# Classes and Objects

In python, everything is an "object" of a specific type. This is the basis of what is known as object oriented programming.

A class is a type of object. You can think of a class definition as a sort of "blueprint" that specifies the construction of a new object when instantiated.
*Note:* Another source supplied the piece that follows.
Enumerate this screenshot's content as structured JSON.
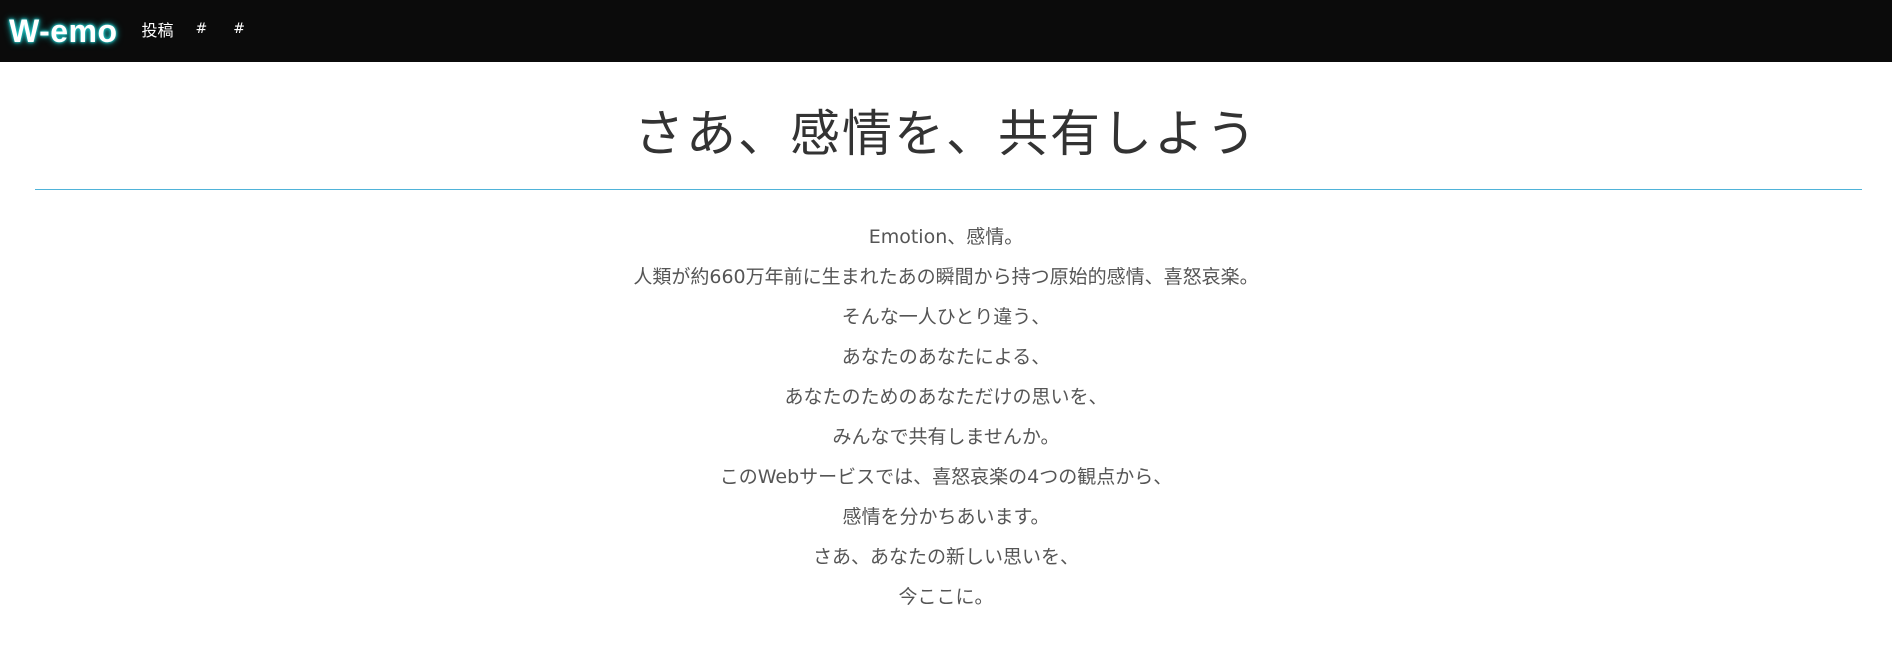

Knowing how to define and use classes is esential to programming python at an intermediate or advanced level. I will cover the basics here, which will help you understand how thinks like LinearRegression in sklearn work.



---

## Coding a simple version of `LinearRegression`

By now you are quite familiar with the `LinearRegression` class in sklearn. We will walk through the re-creation of this class (in the simplest possible sense).

---

### 1. The class definition

Below is the beginning of our class blueprint:

In [1]:
class SimpleLinearRegression(object):
    
    def __init__(self):
        self.coef_ = None
        self.intercept_ = None

What are the components of this?

**`class`**

- The `class` is like `def`, but instead of defining a function it defines a class.

**`object``**

- `object` in the parentheses of the class definition indicate that this class "inherits" from the `object` class. The object class is a very general, very fundamental class in python. Inheritance means that whatever properties and function are part of the `object` class are passed down to our `SimpleLinearRegression` class.

**`def __init__(self)`**

- The `def __init__(self):` is our class's initialization function. This function is called when you instantiate the class by typing `SimpleLinearRegression()`

**`self`**

- `self`, the ever confusing first argument to class definitions, is a variable that refers to the **current instantiation of the class**. What does this mean? When you instantiate a class and assign it to a variable with `slr = SimpleLinearRegression()`, the `self` argument is now a reference to the current instantiation of the class `slr`. Now, when you use a function that is part of the class, it knows to use that specific object's function. This lets you have multiple instantiations of a class with the same function name.

**class attributes**

- `self.coef_` and `self.intercept_`, likewise, are "attributes" (variables) that are connected to the instantiation of the class. When self becomes `slr`, for example, the `self` becomes `slr` and `self.coef_` becomes `slr.coef`

---

### Adding a class function

Now, just like with `__init__`, we can add functions to the class.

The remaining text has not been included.